In 1982 kocht Natuurmonumenten het gebied van de laatste particuliere eigenaar. Alhoewel de Pelterheggen feitelijk een populierenplantage waren geworden, bleek de structuur met kanaaltjes, sluisjes en inlaten en afvoersloten nog behoorlijk gaaf aanwezig. Alleen vervallen. Ook de hoge natuurwaarden waren in potentie aanwezig, maar moesten verder ontwikkeld worden. Met gebruik van de aloude techniek van de vloeiweiden. Het bevloeien leverde een grote rijkdom aan zeldzame bloemen en planten op.
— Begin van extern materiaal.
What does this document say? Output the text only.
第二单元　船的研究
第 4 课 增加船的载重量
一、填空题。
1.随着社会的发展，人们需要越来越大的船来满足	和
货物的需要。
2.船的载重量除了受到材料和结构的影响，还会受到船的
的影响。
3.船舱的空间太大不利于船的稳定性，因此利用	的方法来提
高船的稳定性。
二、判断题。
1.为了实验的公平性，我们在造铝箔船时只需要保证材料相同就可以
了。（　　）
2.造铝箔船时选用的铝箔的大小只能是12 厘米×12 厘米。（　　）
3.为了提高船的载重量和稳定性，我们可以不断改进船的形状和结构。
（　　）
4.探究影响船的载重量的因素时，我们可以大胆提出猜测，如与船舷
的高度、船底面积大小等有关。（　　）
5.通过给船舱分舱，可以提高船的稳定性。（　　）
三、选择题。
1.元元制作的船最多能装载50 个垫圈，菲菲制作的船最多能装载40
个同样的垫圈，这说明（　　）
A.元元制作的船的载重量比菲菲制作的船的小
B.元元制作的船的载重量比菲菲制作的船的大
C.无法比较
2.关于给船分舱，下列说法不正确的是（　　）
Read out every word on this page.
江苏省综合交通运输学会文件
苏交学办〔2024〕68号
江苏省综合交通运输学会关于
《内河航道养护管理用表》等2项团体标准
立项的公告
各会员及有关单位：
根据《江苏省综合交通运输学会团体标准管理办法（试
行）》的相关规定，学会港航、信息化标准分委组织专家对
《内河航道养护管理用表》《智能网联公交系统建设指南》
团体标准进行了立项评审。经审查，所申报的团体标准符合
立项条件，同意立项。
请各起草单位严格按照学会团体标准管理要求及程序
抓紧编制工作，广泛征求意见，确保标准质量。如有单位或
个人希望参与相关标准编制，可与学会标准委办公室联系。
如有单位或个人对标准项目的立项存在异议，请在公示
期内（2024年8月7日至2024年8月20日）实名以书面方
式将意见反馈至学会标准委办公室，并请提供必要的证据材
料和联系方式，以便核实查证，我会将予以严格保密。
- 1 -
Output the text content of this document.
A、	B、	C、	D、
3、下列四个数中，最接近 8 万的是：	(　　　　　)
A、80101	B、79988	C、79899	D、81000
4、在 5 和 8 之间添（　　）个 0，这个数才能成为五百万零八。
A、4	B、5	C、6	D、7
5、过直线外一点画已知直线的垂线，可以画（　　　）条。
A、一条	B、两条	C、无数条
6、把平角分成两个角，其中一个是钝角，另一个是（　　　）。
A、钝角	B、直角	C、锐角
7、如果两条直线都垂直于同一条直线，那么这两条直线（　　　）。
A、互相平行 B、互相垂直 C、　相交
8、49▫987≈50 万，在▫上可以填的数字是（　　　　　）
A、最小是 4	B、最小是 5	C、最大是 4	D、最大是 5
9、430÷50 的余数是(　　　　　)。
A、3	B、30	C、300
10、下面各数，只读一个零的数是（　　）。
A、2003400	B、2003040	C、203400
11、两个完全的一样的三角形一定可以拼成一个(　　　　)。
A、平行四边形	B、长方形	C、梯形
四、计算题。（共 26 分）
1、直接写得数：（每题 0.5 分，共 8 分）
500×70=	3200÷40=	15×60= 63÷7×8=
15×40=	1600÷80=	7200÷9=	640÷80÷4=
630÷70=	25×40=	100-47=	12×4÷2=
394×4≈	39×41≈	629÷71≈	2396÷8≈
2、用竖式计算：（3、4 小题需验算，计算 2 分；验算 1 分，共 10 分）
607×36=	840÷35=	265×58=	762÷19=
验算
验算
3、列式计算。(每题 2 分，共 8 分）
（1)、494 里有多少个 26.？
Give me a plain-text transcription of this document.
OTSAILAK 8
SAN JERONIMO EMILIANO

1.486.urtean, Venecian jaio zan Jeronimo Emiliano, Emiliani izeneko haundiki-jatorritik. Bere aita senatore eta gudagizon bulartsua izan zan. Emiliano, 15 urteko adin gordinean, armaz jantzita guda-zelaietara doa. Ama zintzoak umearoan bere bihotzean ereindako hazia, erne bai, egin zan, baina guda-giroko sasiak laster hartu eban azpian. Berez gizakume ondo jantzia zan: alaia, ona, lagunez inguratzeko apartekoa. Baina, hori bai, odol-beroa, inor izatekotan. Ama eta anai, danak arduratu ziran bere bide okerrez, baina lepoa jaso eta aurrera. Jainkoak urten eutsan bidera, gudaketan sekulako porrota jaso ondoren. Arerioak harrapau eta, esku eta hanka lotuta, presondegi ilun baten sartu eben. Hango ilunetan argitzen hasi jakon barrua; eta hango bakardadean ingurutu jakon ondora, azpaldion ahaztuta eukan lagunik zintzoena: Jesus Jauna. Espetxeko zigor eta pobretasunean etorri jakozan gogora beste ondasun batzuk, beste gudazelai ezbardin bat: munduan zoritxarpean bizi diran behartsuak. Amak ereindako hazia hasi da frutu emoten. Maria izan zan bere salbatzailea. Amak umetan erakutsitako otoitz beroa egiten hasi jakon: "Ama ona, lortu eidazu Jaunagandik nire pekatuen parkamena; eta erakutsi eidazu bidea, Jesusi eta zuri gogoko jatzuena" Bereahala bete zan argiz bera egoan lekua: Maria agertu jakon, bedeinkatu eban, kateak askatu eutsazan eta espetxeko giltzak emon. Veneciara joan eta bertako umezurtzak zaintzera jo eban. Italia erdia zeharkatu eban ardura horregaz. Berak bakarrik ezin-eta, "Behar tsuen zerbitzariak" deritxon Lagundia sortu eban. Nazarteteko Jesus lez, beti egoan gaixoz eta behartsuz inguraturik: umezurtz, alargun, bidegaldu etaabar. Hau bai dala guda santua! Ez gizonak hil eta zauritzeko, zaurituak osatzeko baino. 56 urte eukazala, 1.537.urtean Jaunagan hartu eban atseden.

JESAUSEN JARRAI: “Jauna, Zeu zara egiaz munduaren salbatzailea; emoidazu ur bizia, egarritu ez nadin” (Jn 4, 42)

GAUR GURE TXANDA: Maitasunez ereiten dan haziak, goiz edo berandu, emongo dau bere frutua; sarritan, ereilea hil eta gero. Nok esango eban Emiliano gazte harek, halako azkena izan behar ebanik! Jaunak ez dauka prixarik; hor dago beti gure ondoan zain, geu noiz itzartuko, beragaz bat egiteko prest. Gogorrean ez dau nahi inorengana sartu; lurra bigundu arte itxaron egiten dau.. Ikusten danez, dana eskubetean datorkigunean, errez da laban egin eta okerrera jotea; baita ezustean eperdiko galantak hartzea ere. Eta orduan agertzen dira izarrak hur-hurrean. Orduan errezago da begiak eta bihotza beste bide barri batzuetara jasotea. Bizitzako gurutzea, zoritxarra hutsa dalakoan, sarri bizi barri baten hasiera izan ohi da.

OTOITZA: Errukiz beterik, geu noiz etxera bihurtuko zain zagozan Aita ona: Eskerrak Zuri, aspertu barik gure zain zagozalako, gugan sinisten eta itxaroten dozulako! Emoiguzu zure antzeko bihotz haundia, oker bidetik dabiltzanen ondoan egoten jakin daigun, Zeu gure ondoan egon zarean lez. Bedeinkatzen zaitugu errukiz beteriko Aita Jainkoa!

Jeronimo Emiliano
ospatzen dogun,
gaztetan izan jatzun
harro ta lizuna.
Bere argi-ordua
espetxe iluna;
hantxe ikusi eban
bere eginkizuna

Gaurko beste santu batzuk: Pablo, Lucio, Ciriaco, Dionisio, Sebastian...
In 2002 werd er een uitgebreid restauratieplan gemaakt om de steeds verder vervallen kunstwerken te restaureren. Doel was ook om de bevloeiing zelf zo nog beter te kunnen reguleren. Want inmiddels had ook Natuurmonumenten ondervonden dat het veel kennis en vakmanschap vergt de vloeiweiden zo te beheren dat de natuur maximaal profiteert. Kundige boswachters verdiepten zich in het bevloeiingsambacht. De oogst mag er zijn: een zee van orchideeën in het voorjaar, uitbundig bloeiende herfsttijloos in het najaar. Het oude ambacht levert zo zijn vruchten af.
In 2021 kwam het bevloeien van de Pelterheggen en Het Lankheet op de Nederlandse lijst voor immaterieel erfgoed: een erkenning voor jarenlange inspanningen om het systeem weer werkend en de natuur rijker te krijgen.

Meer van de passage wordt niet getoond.